During that time, Kumalo and others picketed the South African mission to the UN so regularly and ferociously that it moved to a residential area (where US law prohibits demonstrations) just to avoid him.

Today, he sits in the office where, in the 1980s, a letter was written to him saying he was not welcome back home in South Africa because of his picketing.

Kumalo returned to South Africa to vote in the first democratic election, and in the UN there is a postcard showing him leading Soweto residents to vote on April 27 1994.

In 1997, he returned to South Africa more permanently to head the Department of Foreign Affairs' US desk. In April 1999 he accepted the job of ambassador to the UN.

Kumalo believes the UN is one of the most difficult diplomatic postings because one deals with a plethora of issues, not just one country and its laws.

On Wednesday morning he dealt with issues and delegates from Rwanda, Britain, the Palestinian Authority and the US - and that doesn't count those who stopped him in the corridors of the UN.

His deep opposition to the proposed war on Iraq may give the impression that he is against the US, but Kumalo says he is sympathetic to Americans' feelings, particularly about the September 11 terrorist attacks. For years he worked across the street from the World Trade Center at the American Committee on Africa and spent a lot of time in the twin towers.

On September 11 he had intended to go to the World Trade Center to buy a pair of shoes (he buys all his shoes at the same shop because his feet are wide and most shoes are narrow), but his wife's flight from South Africa was delayed so he did not go.

Waiting at the office, he saw fire coming out of the first tower and saw the second aircraft hit.

"To me the events of that day had a personal effect. I personally knew many people who worked in there, who died there.

"I used to do everything at the World Trade Center. It was a personal shock, and a shock for everyone else.

"So the US was woken up to the fact that terrorism touches everyone. The challenge for them is how to respond. The disadvantage that the US faces is that it is a major power. It is like an elephant: when it reacts the people on the receiving end experience it as an avalanche.

"The US has the right to defend itself. The only thing we are saying is that in defending itself we must not break the norms and rules that the international community has agreed to," he says.

Asked if the onus is not on the Iraqis to produce the weapons they are allegedly hoarding, Kumalo says: "Maybe there is nothing there. It is also good to know that there is nothing, because that means we must leave the sanctions and allow the people of Iraq to rebuild their country.

"That is precisely the point: for the inspectors to go and find whatever there is and destroy it. The state we are all shooting for is a state of nothing, no weapons of mass destruction."

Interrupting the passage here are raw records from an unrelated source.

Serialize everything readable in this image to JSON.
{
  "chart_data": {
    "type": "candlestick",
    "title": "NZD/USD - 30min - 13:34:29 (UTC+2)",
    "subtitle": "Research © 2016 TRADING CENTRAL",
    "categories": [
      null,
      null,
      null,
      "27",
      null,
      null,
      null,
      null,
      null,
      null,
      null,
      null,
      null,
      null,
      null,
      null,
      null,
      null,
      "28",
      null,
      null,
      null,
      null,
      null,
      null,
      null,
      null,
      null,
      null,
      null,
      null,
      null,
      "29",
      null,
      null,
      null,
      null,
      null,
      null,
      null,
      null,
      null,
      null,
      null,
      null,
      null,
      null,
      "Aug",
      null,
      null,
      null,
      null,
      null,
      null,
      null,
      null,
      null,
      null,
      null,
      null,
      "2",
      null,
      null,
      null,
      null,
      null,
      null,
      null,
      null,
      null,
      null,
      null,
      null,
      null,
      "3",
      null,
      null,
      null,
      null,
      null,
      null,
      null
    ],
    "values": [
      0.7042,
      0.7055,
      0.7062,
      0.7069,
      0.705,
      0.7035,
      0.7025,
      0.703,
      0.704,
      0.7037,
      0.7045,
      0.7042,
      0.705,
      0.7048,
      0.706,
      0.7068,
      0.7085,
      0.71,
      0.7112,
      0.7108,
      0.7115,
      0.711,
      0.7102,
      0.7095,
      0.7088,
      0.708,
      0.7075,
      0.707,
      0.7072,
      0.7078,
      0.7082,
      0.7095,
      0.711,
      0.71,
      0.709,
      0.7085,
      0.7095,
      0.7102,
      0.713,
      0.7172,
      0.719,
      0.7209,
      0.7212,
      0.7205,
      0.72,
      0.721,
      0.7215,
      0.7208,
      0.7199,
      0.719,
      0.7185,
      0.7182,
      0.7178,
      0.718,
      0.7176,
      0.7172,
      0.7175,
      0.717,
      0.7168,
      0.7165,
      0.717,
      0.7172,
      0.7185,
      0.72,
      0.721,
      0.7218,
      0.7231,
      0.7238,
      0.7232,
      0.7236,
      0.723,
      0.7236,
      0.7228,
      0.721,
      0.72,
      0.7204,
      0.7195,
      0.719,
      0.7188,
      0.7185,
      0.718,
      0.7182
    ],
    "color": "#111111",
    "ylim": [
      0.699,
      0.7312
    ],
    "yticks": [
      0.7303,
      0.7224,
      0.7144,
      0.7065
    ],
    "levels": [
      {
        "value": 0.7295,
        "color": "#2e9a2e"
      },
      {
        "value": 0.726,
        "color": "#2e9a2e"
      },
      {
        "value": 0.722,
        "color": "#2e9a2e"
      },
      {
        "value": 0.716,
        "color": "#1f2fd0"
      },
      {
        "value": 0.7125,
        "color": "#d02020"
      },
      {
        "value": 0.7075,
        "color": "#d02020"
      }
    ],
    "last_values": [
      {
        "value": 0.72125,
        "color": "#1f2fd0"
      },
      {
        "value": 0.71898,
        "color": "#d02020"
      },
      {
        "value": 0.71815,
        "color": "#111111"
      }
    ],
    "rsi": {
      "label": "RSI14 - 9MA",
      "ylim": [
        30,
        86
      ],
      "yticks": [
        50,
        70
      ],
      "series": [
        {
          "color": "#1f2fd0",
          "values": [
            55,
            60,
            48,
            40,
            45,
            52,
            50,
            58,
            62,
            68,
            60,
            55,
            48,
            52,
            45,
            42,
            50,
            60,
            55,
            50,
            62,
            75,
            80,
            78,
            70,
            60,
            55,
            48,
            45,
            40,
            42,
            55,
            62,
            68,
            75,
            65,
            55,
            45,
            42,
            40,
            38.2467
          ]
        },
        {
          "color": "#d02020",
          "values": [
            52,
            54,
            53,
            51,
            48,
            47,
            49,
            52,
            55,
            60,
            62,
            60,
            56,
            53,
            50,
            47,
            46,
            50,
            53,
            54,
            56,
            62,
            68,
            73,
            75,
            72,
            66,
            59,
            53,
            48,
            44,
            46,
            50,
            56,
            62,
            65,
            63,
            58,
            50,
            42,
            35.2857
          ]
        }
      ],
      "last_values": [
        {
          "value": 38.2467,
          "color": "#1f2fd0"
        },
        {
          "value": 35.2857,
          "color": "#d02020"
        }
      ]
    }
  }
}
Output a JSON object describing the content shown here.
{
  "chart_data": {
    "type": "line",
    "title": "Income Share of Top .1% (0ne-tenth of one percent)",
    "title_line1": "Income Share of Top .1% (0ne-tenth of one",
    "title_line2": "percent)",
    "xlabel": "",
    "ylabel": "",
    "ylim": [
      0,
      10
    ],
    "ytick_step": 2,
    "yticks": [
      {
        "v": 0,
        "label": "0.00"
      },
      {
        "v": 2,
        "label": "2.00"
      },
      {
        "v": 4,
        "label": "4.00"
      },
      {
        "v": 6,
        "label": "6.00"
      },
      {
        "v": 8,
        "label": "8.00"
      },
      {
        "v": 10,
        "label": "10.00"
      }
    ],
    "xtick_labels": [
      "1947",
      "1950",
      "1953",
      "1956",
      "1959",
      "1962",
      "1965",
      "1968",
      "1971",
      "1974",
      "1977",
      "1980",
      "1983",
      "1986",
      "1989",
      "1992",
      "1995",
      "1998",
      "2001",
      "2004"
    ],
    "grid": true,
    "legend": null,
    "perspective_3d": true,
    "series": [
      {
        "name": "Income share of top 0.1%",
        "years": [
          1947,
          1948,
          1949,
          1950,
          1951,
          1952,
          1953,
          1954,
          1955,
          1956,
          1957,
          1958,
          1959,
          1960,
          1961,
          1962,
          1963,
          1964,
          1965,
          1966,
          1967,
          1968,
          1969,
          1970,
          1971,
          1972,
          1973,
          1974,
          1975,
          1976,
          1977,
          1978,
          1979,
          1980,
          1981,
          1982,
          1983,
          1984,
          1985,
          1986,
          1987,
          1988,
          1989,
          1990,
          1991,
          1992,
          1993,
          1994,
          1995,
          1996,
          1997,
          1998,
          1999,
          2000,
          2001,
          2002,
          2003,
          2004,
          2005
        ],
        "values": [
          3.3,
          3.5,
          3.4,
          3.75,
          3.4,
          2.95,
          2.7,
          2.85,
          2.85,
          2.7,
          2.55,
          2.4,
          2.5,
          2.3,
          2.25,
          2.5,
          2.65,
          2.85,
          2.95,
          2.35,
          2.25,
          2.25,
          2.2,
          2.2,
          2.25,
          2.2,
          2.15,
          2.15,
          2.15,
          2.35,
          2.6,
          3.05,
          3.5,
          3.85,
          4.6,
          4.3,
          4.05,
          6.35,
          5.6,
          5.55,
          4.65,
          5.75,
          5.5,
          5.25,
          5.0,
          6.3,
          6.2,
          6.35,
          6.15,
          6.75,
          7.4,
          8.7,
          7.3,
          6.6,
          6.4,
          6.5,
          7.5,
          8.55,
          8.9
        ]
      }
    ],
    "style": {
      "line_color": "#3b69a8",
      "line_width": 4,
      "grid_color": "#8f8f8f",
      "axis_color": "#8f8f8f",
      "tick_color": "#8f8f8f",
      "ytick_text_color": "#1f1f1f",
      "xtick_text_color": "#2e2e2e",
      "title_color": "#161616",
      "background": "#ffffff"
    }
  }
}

The Iraq debate has put a spotlight on the effectiveness of the UN as an institution and many commentators have asked what the future holds for it if the US decides, unilaterally, to go to war. For Kumalo, who is one of the facilitators of a committee to revitalise the UN, the challenge is to make its General Assembly more powerful.

"This whole Iraq issue is being handled only in the Security Council, but it is really an issue which should be in the General Assembly and be dealt with by the 191 members. Unfortunately for us, the assembly is not at the strength where it can deal with such issues," he says.

"If the UN were really about doing its work, then it would be dealing with issues of poverty and underdevelopment. Those are the issues the UN should be about. War only adds to misery."

Kumalo's efforts at the UN mean he is always in demand, always on the move between meetings and speeches and functions.

But these days everyone at the UN knows that when the man who is always running stops to talk about Iraq, a lot of important people stop to reflect.

And that includes the leaders of the world's most powerful country, the United States of America.